Ich habe lange gebraucht, um zu verstehen, dass Zeitplanung kein Widerspruch zu einem achtsamen, "echten"  Leben ist. Dass es nicht darum geht, den Moment zu verpassen, sondern ihn überhaupt erst proaktiv zu ermöglichen.

Planen heißt eigentlich ganz simpel: "in der Zukunft leben zu können". Nicht andauernd, nicht nur. Aber manchmal. Sich auf etwas freuen zu dürfen. Zu wissen: da ist etwas. Ein Treffen. Eine Pause. Ein Spaziergang. Etwas, das kommt.

Ich habe früher gedacht, Zeit planen sei irgendwie spießig. Oder zwanghaft. Aber es ist im Gegenteil ein Zeichen von Fürsorge; für sich selbst, für andere. Verantwortungsbereiche im Leben - Arbeit, Familie, Alltag - fühlen sich besser an, wenn sie nicht einfach passieren, sondern getragen werden.

Und auch "freie Zeit“ kann geplant sein. Vielleicht sogar muss sie das, damit sie nicht untergeht. Ich notiere mir mittlerweile bewusst, wenn ich Zeit für mich brauche. Oder nichts tun will. Das klingt komisch. Aber für mich ist es fast eine kleine Revolution.

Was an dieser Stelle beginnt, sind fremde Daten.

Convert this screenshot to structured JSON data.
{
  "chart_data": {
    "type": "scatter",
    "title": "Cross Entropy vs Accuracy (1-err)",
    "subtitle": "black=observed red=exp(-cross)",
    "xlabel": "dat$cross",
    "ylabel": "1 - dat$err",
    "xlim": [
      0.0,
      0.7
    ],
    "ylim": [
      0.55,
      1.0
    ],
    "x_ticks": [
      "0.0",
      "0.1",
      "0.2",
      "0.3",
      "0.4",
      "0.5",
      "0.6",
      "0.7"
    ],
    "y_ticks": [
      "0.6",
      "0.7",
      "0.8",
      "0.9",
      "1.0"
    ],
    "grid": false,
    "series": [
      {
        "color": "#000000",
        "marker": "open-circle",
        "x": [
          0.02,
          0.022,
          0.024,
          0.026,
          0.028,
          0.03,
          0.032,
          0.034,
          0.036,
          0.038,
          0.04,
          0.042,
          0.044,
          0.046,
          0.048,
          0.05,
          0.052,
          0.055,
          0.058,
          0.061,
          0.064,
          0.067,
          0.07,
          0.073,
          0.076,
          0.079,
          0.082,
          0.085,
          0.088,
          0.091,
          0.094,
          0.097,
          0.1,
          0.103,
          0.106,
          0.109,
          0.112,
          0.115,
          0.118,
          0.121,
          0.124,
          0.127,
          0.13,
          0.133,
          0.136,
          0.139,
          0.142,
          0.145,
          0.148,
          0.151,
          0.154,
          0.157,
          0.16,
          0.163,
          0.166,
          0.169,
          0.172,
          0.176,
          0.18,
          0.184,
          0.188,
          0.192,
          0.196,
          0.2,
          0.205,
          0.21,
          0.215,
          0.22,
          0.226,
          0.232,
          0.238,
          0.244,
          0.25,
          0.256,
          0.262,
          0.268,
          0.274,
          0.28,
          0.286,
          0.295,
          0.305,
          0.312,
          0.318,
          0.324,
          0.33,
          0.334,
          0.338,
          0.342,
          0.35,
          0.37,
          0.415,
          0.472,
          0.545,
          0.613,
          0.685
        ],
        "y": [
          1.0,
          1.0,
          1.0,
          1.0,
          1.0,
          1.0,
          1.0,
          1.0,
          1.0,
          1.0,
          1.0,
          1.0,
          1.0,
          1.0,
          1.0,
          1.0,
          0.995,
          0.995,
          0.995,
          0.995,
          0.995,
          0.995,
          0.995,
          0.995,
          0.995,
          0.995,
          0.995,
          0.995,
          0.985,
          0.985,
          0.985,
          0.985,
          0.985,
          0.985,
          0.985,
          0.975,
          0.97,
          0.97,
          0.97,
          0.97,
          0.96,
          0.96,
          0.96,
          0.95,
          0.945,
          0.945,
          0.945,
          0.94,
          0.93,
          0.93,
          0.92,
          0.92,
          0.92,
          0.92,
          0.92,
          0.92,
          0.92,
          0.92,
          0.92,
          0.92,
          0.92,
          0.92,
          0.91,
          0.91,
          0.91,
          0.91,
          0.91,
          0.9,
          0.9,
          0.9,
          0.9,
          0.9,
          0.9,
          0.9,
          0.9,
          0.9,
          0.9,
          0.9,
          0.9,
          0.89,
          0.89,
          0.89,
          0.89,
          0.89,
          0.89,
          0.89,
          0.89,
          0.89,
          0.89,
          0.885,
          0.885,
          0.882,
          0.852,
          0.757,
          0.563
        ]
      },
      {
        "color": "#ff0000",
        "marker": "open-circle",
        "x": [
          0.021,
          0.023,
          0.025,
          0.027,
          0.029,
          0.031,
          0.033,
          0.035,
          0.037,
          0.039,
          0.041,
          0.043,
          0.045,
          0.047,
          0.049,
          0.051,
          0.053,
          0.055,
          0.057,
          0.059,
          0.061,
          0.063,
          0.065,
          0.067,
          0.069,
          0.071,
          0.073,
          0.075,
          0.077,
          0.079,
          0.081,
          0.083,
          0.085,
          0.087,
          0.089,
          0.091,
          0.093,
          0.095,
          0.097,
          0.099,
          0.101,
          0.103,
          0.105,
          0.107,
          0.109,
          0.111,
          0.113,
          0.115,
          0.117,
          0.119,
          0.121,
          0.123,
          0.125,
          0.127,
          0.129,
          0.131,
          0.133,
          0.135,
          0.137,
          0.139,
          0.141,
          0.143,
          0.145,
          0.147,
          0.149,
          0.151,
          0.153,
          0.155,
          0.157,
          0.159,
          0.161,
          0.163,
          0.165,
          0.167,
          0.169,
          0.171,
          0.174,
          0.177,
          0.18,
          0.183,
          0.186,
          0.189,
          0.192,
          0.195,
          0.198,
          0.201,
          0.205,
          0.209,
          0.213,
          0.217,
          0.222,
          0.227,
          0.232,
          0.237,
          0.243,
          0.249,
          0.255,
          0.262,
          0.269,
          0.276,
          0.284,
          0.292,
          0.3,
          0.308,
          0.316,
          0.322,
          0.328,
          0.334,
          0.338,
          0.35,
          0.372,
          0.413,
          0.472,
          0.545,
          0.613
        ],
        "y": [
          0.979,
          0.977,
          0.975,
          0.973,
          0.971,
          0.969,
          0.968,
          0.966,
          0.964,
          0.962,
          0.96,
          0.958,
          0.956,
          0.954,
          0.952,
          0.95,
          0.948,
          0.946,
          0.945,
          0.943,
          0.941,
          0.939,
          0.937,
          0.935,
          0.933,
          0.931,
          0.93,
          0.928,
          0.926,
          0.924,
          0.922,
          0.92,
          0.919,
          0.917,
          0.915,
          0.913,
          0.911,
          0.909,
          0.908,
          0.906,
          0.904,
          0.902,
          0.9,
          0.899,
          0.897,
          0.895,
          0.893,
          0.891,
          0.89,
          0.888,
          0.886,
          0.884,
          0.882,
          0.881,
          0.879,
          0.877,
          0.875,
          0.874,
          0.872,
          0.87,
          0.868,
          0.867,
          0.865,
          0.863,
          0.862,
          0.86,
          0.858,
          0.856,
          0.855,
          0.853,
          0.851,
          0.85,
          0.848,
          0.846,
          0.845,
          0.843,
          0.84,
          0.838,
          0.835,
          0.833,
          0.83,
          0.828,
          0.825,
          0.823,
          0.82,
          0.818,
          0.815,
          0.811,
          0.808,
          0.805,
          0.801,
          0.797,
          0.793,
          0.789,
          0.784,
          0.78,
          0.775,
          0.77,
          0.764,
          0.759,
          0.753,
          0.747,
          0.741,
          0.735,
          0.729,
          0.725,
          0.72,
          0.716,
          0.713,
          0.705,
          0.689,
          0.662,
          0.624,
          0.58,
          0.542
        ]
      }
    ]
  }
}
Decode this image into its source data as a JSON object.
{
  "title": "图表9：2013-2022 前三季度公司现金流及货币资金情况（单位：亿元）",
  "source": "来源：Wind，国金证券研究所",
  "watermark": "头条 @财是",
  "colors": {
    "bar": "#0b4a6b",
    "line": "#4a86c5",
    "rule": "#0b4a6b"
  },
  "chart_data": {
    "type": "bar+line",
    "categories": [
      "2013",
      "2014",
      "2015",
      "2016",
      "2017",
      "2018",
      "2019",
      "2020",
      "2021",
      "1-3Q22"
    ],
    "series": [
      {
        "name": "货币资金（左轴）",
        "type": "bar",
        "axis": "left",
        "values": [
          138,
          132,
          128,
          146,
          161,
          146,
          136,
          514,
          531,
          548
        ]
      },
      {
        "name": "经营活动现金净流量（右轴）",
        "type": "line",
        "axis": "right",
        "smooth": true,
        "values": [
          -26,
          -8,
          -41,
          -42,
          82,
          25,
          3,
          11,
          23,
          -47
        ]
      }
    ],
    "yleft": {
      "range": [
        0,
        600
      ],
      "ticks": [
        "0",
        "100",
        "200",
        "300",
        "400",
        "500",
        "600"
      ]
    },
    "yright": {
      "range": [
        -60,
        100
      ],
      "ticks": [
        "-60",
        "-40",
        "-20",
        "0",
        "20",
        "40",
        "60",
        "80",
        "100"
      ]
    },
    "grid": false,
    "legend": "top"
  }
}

In Beziehungen ist Zeitplanung noch einmal komplizierter - und wichtiger. Gerade wenn Kinder im Spiel sind. Gerade wenn beide viel tragen. Dann ist es nicht banal sich gemeinsame Zeit zu setzen. Sondern essentiell.

Ich habe gelernt, dass Zeit, die mir gehört, nicht "irgendwann“ auftaucht. Sondern dass ich sie einladen muss. Mit allem, was dazugehört: Vorbereitung, Priorität, manchmal auch Absage von anderem.

Und wenn das klappt, dann ist da dieser Moment: ich sitze und es ist nichts anderes zu tun. Weil ich dafür gesorgt habe.

Und vielleicht ist das schon genug: zu wissen, dass Zeit *kein* Zufall ist.